Check out the ‘Who Do You Think You Are?’ tribute to Ronnie Pickering


Arron Banks may have an odd way off spelling his first name, but today in a Telegraph interview he spells out clearly that he would prefer Nigel Farage to head the ‘Out’ campaign rather than remain UKIP leader before the referendum.

“Nigel had to play his part”. He said: “I would rather he was totally focused on the ‘out’ campaign and delivering it...If he decides to step down I would definitely be supportive. He’s the biggest beast in the jungle on this front. To make it non-political would be wonderful. But that is a decision for him. If that's the way, you decide to go that would be great.”

The handbags were out among the Outers yesterday.
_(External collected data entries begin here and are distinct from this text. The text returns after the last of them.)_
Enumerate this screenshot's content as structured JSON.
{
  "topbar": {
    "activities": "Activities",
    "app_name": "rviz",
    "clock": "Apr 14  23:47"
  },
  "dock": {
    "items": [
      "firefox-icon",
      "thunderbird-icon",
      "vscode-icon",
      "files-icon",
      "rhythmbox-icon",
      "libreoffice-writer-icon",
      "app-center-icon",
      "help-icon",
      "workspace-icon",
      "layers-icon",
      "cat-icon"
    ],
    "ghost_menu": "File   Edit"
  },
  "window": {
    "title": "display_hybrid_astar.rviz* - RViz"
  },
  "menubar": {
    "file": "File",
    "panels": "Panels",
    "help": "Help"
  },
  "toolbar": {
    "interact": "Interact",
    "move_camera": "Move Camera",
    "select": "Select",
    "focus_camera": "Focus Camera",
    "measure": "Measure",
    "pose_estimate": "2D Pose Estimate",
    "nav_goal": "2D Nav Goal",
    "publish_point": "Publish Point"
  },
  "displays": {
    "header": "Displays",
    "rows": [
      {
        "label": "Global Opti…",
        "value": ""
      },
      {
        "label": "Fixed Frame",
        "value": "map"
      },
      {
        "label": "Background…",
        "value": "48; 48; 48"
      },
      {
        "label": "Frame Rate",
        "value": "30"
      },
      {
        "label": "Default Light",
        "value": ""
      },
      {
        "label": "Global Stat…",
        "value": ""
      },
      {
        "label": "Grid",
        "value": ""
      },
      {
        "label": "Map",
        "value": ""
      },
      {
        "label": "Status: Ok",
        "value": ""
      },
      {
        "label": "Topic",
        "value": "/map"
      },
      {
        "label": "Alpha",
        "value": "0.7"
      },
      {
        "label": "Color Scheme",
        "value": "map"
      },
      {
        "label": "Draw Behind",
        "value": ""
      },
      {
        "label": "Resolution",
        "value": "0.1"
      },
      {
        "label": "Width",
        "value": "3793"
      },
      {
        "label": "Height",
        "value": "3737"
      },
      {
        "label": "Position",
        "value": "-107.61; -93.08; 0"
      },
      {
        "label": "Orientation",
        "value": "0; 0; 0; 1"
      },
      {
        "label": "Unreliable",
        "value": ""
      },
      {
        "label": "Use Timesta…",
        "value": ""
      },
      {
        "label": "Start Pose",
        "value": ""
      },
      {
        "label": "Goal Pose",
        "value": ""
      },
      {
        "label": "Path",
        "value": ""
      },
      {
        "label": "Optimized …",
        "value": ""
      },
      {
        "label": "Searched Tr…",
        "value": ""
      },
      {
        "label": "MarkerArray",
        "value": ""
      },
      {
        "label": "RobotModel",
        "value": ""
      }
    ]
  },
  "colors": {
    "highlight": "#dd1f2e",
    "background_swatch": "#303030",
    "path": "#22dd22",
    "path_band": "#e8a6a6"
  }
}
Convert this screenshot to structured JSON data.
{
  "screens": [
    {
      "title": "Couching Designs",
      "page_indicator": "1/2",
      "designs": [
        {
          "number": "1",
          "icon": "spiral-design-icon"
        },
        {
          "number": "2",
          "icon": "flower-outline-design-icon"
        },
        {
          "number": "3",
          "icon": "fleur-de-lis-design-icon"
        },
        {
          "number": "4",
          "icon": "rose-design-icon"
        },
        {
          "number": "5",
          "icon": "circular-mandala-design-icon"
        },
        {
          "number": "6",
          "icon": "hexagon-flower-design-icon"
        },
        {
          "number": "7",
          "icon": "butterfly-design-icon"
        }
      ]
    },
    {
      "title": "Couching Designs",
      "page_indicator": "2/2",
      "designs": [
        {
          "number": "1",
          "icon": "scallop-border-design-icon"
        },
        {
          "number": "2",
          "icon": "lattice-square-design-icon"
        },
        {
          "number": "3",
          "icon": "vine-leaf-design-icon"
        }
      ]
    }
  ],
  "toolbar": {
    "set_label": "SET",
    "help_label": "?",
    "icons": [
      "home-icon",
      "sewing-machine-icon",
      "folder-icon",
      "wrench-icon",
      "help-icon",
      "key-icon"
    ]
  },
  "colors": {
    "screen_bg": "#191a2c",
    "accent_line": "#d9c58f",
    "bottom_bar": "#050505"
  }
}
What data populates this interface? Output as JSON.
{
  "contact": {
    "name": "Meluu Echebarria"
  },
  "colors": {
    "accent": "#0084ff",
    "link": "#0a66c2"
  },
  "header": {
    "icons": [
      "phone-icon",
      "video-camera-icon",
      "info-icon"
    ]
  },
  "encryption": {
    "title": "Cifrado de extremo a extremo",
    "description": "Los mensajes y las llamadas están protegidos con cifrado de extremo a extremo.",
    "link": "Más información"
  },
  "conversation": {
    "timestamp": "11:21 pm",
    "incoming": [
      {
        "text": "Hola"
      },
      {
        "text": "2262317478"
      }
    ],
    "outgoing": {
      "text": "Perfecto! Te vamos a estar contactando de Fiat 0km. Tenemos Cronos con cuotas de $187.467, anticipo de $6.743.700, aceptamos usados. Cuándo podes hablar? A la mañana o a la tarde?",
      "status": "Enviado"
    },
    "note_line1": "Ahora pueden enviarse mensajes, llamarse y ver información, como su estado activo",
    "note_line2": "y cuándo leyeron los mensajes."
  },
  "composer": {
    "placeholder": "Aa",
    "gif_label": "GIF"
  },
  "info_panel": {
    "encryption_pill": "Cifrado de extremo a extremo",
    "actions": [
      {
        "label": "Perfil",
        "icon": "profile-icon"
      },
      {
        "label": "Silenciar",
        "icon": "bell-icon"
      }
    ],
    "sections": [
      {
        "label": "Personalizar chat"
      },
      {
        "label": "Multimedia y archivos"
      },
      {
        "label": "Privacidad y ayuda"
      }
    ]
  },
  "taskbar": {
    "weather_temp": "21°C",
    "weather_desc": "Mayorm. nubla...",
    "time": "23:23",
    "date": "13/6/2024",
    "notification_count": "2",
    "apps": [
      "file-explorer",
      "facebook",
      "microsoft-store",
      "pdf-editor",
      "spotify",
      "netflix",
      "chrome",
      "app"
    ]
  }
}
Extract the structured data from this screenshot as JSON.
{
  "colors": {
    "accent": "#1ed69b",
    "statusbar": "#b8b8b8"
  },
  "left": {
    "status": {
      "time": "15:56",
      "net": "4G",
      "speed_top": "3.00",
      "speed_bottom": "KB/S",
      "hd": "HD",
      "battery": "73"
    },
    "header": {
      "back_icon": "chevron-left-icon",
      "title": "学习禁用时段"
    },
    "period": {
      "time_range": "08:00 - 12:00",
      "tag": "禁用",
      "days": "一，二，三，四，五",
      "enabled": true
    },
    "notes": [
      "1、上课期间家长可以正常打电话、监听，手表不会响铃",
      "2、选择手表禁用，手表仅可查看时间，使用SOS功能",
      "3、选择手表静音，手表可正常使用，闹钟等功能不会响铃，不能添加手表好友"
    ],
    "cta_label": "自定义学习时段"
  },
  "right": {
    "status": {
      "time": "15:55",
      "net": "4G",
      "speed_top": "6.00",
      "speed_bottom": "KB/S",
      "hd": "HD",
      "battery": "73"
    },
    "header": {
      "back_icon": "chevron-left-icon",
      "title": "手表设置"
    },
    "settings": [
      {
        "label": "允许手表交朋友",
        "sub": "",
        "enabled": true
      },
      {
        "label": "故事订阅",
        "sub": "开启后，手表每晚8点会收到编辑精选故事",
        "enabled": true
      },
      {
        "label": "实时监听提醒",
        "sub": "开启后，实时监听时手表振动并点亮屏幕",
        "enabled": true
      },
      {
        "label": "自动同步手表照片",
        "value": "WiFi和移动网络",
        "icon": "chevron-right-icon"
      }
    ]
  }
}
Mr Banks and two other millionaire backers of Leave.EU - Richard Tice and Jim Mellon - told Lord Lawson to “shut up”. “It would be better if the Eurosceptic Tories just 'shut up' as they are going to alienate the vast majority of people who will look at this campaign as a Tory stitch-up.”

Meanwhile, the FT reports one of the City’s highest fliers saying the EU is a ‘flawed concept’ and the downsides of Brexit have been exaggerated. “It’s like people saying they would up sticks and move to Frankfurt — it didn’t happen when we didn’t join the euro,” said Helena Morrissey, chief executive of Newton Investment Management.

Open Europe have tried to guess Tory MP's current views of Brexit: 22 are in the ‘firmly out’ camp, 47 ‘leaning out’, 203 ‘swing voters’, 44 ‘leaning in’, and 14 ‘firmly in’.

We have a fresh Survation/HuffPostUK poll finding on the Tories and the EU later today.


There’s an anniversary today that will cheer Labour and depress many Tories: 15 years since Blair’s Human Rights Act. To mark the day, Charlie Falconer has blogged for HuffPost on just why it’s mistaken to try to replace it with a ‘British bill of rights’.

Liberty and the British Institute of Human Rights also blog for us with a ‘What Have the Romans Ever Done For Us?’ style article on the benefits of the act.